Tous les envahisseurs avaient senti tour à tour le poids des armes d’Aétius. Il avait refoulé les Visigoths de la Provence, il avait arrêté sur le Rhin la marche victorieuse des Francs orientaux, il avait humilié et battu les Burgondes dans une journée décisive, et maintenant il accourait jusqu’à l’extrémité septentrionale de la Gaule pour mettre à la raison le seul de ces peuples sur lequel il n’eût pas encore remporté de trophées. La seconde Belgique, abandonnée de l’Empire, dut avoir l’illusion d’un retour de l’ancienne grandeur romaine, lorsqu’elle vit reparaître dans ses plaines des légions que leur général avait réconciliées avec la victoire.

Nous ne connaissons malheureusement de la campagne d’Aétius qu’un seul épisode, et encore ne le voyons-nous qu’à travers l’imagination grossissante d’un panégyriste romain. Mais, dans la totale absence de toute autre source, les quelques coups de pinceau du poète, tracés d’ailleurs avec une singulière vivacité, acquièrent la valeur d’un vrai tableau d’histoire.

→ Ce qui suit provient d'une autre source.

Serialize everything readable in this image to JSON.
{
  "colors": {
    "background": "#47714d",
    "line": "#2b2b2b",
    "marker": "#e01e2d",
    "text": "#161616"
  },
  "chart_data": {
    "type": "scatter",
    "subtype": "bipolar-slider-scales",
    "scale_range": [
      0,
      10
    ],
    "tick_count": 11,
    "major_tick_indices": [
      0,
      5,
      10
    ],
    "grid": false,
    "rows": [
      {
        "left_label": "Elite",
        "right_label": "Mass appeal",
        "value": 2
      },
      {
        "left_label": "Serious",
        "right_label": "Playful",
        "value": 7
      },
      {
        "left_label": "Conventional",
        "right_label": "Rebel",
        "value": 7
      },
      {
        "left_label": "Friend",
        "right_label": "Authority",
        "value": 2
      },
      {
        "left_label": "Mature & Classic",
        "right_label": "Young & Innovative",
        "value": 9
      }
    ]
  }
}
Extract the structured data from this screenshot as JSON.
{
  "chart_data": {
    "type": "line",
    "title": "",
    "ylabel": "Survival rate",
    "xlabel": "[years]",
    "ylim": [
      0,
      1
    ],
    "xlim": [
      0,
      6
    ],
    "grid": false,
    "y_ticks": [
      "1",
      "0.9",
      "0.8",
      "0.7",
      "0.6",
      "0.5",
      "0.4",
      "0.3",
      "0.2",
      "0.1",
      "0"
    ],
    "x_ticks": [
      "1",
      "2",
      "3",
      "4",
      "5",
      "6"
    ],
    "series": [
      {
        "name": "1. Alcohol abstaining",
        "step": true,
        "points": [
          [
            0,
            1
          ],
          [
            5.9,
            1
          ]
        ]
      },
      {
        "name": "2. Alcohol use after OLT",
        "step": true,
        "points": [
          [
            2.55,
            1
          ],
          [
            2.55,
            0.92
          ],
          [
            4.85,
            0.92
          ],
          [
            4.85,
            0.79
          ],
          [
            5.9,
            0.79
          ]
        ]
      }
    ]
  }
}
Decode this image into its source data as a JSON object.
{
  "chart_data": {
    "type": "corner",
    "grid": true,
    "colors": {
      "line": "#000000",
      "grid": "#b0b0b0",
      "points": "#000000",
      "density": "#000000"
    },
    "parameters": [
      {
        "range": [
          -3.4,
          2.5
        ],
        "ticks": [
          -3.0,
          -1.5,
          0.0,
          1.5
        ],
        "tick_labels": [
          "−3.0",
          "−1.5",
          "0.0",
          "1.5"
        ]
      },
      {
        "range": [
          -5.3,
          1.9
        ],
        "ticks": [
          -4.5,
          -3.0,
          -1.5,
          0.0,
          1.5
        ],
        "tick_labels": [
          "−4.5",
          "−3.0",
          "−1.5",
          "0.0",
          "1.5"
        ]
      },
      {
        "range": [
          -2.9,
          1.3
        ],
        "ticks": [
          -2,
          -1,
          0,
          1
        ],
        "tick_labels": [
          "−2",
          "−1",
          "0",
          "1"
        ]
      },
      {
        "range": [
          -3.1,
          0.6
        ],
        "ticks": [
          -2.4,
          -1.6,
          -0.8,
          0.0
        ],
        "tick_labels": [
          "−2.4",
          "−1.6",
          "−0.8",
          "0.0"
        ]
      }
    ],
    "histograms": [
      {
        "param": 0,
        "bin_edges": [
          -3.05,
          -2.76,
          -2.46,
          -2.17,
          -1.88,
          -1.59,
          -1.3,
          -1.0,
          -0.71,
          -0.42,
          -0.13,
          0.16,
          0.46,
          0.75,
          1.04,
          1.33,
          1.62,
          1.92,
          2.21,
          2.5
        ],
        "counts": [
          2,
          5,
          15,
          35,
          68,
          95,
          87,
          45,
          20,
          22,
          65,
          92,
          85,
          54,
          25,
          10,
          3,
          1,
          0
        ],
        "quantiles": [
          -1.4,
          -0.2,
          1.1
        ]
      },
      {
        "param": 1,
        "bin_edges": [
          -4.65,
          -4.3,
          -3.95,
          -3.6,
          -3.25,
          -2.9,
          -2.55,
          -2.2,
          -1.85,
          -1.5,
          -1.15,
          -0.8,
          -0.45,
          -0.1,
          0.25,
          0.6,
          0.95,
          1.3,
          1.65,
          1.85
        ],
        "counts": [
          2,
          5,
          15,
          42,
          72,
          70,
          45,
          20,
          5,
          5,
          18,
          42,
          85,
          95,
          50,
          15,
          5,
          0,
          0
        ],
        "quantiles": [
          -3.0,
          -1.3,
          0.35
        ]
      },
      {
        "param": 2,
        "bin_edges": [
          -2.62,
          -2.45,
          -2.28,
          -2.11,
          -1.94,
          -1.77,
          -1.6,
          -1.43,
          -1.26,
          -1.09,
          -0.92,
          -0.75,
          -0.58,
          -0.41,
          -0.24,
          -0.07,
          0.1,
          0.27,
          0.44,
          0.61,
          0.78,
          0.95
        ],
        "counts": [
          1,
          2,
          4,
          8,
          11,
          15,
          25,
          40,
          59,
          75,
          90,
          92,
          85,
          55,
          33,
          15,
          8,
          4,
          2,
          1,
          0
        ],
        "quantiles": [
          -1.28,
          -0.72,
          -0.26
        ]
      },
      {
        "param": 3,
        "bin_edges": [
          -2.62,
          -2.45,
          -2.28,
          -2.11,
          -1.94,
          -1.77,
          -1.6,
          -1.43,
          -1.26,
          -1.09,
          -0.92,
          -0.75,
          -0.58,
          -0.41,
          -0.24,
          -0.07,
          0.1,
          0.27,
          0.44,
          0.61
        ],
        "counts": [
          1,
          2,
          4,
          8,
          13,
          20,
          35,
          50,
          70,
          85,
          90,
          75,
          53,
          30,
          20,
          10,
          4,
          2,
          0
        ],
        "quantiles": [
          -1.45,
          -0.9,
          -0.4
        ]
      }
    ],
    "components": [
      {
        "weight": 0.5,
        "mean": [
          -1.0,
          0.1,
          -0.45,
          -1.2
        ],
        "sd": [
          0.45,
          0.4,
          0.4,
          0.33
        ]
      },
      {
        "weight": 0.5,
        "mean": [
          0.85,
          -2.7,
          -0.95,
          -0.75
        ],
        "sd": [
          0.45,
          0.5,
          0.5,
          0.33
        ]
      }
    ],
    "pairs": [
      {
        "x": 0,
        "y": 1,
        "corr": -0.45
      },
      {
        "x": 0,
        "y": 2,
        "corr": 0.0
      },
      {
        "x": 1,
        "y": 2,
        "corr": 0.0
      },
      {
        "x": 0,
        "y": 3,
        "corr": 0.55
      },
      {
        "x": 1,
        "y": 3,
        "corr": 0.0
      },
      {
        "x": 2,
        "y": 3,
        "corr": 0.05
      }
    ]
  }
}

Eparpillés dans la vallée de la Canche, les Francs, semble-t-il, ne s’attendaient pas à une attaque, et Aétius, selon son habitude, les surprit en pleine sécurité. Un de leurs groupes, campé auprès de la bourgade que le poète appelle vicus Helena[31], et qui, selon toute probabilité, correspond à Vieil-Hesdin, célébrait alors avec une bruyante gaieté la noce d’un chef. Au milieu de l’enceinte des chariots groupés en cercle au pied du pont sur lequel la chaussée romaine passait la rivière, les plats circulaient de main en main, et les grandes jarres au col orné de feuillages et de fleurs odorantes versaient à la ronde des flots d’hydromel et de cervoise. Déjà l’ivresse commençait à allumer les têtes, et les collines du voisinage répercutaient le son joyeux des chants nuptiaux entonnés en chœur. Tombant à l’improviste au milieu de toute cette allégresse, les légionnaires romains jetèrent le trouble et la terreur parmi les convives. Pendant qu’Aetius, débouchant par la chaussée surélevée qui dominait la vallée, occupait le pont et fermait aux barbares le chemin de la fuite, son jeune lieutenant Majorien, à la tête de la cavalerie, remportait un facile triomphe sur les festoyeurs désarmés et alourdis par les libations. Après une courte résistance, les Francs s’enfuirent en désordre, abandonnant aux mains de l’ennemi tout l’attirail de la noce, avec la blonde fiancée tremblante sous son voile nuptial.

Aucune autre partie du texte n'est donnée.